Forgery, fraud undermine West Bank land deals
Selling land viewed as treason
Palestinian society sees selling land to Israelis as treason, and the bullet-riddled corpses of Palestinian land dealers turn up every so often around the West Bank. To protect sellers, the deals are secret and almost never registered.
That allows several kinds of scams. Sometimes, Palestinians cheat the settlers by taking their money and not turning over the land, or selling land they don't own. Other times, settlers falsely claim they've purchased Palestinians' land.
On Feb. 12, 2004, according to a document the Migron settlers provided to an Israeli court, a person identifying himself as "Abdel-Latif Hassaan Sumrain (Elmatin)," a "previous resident of the Village of Borka Ramallah now residing in Orange County, California," appeared before Shah, the California notary.
"Sumrain" gave the number of a California ID card and confirmed he received an unspecified payment for turning his land over to a company called Elwatan Ltd. In Arabic, "el-watan" means "homeland" — but Israeli settlers founded the company to buy Palestinian land.
Court documents list the company's address as 17 Six-Day War St. in Jerusalem, but a woman who answered the main door to the two-story residential building said she had never heard of it. She refused to give her name.
Document doesn't hold up
The notary's document also doesn't stand up. It contains several misspellings, including Sumarin's name and that of his El-Mu'atan clan — mistakes that could easily have been made by someone working off a document in Arabic, which is largely written without vowels.
A check of California records shows the ID number the seller gave belongs to an Ernie Mario Mendoza. A man who answered the phone at a Poway, Calif., number for Mendoza did not appear to have heard of the case and refused to answer questions.
A Palestinian Authority document shows that Sumarin died in 1961, when his grandson says he was around 80. The grandson and a grandnephew said the elder Sumarin was buried near a fragile olive tree in the village cemetery. From there, Migron is visible on a hilltop to the east.
The El-Watan company was set up by an Israeli local government in the West Bank that was headed until recently by Pinhas Wallerstein, a prominent settler leader.
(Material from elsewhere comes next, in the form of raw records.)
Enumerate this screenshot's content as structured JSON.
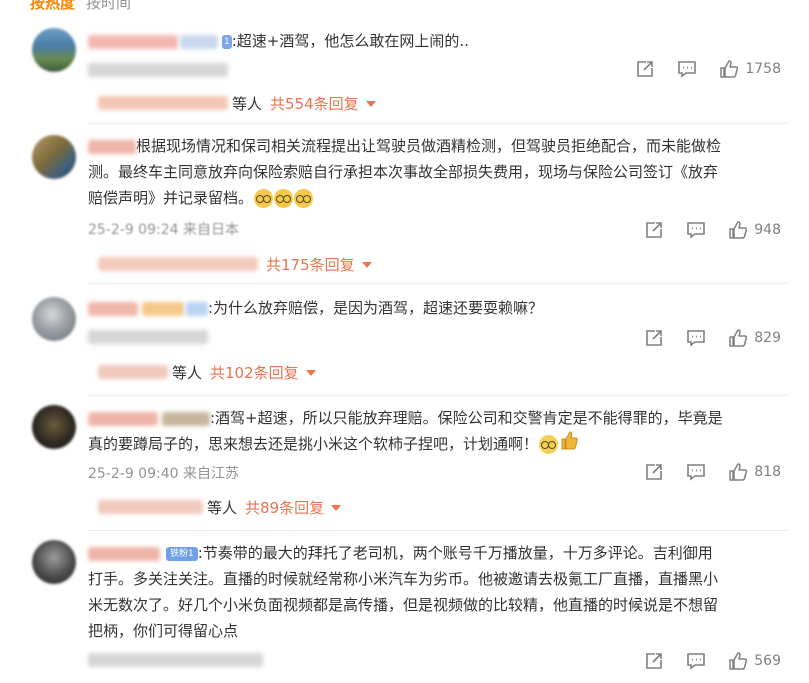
{
  "header": {
    "tab_hot": "按热度",
    "tab_time": "按时间"
  },
  "comments": [
    {
      "text": ":超速+酒驾，他怎么敢在网上闹的..",
      "badge": "1",
      "likes": "1758",
      "replies": {
        "who": "等人",
        "count": "共554条回复"
      }
    },
    {
      "lines": [
        "根据现场情况和保司相关流程提出让驾驶员做酒精检测，但驾驶员拒绝配合，而未能做检",
        "测。最终车主同意放弃向保险索赔自行承担本次事故全部损失费用，现场与保险公司签订《放弃",
        "赔偿声明》并记录留档。"
      ],
      "meta": "25-2-9 09:24 来自日本",
      "likes": "948",
      "replies": {
        "count": "共175条回复"
      }
    },
    {
      "text": ":为什么放弃赔偿，是因为酒驾，超速还要耍赖嘛？",
      "likes": "829",
      "replies": {
        "who": "等人",
        "count": "共102条回复"
      }
    },
    {
      "lines": [
        ":酒驾+超速，所以只能放弃理赔。保险公司和交警肯定是不能得罪的，毕竟是",
        "真的要蹲局子的，思来想去还是挑小米这个软柿子捏吧，计划通啊！"
      ],
      "meta": "25-2-9 09:40 来自江苏",
      "likes": "818",
      "replies": {
        "who": "等人",
        "count": "共89条回复"
      }
    },
    {
      "badge": "铁粉1",
      "lines": [
        ":节奏带的最大的拜托了老司机，两个账号千万播放量，十万多评论。吉利御用",
        "打手。多关注关注。直播的时候就经常称小米汽车为劣币。他被邀请去极氪工厂直播，直播黑小",
        "米无数次了。好几个小米负面视频都是高传播，但是视频做的比较精，他直播的时候说是不想留",
        "把柄，你们可得留心点"
      ],
      "likes": "569"
    }
  ],
  "icons": {
    "share": "share-icon",
    "comment": "comment-icon",
    "like": "thumbs-up-icon"
  },
  "colors": {
    "accent": "#ff8200",
    "reply_link": "#eb7350",
    "meta": "#939393"
  }
}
"The person who sold us the land was very much alive at the time, and living in the United States," said Wallerstein, adding that the settlers had paid "millions of dollars" for the small plot. He said the document transferring ownership was genuine "to the best of my knowledge."
If anyone was guilty of fraud, Wallerstein said, it was the seller, who may have tricked the settlers into believing he was the Palestinian owner. He did not present evidence for that claim, which if true would mean the settlers spent millions without verifying the seller's identity.
Evidence in court
The company has a photocopy of the seller's California ID and a videotape of him, Wallerstein said. But he would not make them available to the AP, saying they would eventually be introduced as evidence in court.
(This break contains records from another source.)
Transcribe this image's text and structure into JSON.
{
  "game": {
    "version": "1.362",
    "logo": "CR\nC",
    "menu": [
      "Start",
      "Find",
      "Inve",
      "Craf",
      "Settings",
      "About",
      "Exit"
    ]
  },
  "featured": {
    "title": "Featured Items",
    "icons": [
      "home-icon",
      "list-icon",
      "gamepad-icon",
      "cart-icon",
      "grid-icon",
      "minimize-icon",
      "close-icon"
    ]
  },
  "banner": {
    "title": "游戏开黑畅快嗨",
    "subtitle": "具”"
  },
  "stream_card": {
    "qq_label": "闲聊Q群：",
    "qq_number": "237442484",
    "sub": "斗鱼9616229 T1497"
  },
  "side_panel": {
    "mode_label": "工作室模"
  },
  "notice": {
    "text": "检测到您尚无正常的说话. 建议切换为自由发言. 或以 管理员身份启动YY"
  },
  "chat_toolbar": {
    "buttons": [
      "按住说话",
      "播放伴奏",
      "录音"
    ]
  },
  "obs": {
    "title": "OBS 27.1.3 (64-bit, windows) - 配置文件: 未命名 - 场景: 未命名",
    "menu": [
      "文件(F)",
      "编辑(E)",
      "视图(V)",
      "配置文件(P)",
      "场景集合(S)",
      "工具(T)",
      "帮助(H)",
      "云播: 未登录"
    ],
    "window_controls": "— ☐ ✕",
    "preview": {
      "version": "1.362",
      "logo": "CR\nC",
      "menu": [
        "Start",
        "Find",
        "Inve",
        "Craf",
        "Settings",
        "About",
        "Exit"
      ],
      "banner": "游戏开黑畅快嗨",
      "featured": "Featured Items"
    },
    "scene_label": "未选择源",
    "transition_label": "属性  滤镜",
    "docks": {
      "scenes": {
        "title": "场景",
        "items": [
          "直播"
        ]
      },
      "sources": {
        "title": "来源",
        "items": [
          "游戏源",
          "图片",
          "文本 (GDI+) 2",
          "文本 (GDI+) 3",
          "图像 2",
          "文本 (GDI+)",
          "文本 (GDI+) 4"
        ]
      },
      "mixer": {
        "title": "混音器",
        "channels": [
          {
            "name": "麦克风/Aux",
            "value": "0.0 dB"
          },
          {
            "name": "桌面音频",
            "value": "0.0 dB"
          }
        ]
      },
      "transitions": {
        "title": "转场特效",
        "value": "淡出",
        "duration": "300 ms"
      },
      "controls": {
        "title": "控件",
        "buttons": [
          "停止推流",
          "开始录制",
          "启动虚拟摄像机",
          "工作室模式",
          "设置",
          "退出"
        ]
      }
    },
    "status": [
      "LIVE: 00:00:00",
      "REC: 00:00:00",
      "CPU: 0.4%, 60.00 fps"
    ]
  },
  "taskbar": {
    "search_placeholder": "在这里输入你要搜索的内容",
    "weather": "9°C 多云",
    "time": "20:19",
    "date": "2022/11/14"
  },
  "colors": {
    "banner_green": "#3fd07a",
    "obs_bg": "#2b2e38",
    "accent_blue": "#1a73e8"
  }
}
Shah told the AP in Tustin that he never signed the document and that the stamp on it was not authentic. Copies of Shah's real signature provided by Orange County officials do not match the signature on the Sumarin document.
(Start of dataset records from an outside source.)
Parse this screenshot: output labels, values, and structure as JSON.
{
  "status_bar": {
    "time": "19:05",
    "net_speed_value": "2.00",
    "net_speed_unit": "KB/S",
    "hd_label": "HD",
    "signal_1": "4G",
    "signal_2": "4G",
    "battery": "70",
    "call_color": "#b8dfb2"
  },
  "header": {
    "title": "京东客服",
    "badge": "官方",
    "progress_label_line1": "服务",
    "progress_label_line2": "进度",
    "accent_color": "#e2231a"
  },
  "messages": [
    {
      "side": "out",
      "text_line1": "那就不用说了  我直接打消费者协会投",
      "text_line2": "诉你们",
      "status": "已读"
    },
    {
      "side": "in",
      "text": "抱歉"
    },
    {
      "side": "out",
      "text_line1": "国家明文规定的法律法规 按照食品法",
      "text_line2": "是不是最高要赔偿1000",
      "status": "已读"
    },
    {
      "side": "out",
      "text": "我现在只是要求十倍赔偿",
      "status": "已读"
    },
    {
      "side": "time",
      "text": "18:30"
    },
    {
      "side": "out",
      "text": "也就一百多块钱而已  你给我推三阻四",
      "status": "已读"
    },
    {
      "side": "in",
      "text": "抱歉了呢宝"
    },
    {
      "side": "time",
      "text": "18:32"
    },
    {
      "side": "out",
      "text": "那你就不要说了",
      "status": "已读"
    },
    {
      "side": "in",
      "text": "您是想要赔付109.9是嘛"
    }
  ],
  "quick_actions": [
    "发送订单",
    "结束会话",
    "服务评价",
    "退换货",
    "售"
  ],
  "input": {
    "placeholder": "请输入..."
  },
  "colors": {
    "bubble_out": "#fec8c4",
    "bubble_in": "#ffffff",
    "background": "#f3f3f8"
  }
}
"It's not my writing," Shah said. "Somebody did fraud, I guess."
He said he had been questioned by FBI agents and was not allowed to reveal more details. The FBI's Los Angeles office said only that it does not confirm or deny investigations.
Hillel Cohen, a Hebrew University expert on Palestinian collaboration with Israel, said the forgers likely would not have hesitated to use a dead man's name since Palestinians registered as owners of West Bank land are often dead or live abroad.
He said it was reasonable to expect that no one would even notice the supposed sale, let alone check its authenticity. Although Israeli watchdog groups like Peace Now and Yesh Din have tracked sales of Palestinian land in recent years, these forgers "might still have been playing by the old rules," said Cohen,
"If no one cares, you don't get caught," he said.
Israel pushing compromise deal
Dror Etkes, an Israeli peace activist behind the legal action against Migron, said the crude forgery demonstrated the settlers' confidence. "If they were more afraid, they would do it more professionally," he said.
The Israeli government has not recognized the Sumarin sale or any other land purchases at Migron, and is pushing a compromise deal to move Migron elsewhere in the West Bank. But the Migron settlers say they won't move and are fighting to prove their ownership in a Jerusalem court. The process could take years.
Itay Harel, a social worker who lives on the Sumarin plot in Migron, insisted the sale was legitimate, although he refused to discuss it in detail. He also made clear that from the settlers' perspective, the sale was beside the point.
"This land belongs to the people of Israel, who were driven off it by force," Harel said, referring to the defeat and exile of the Jews by Rome in A.D. 70. He said no Palestinian had a rightful claim to any part of the West Bank.
"Anyone who claims the land is his is lying, and it is said that if you lie enough times, you start believing it," he said.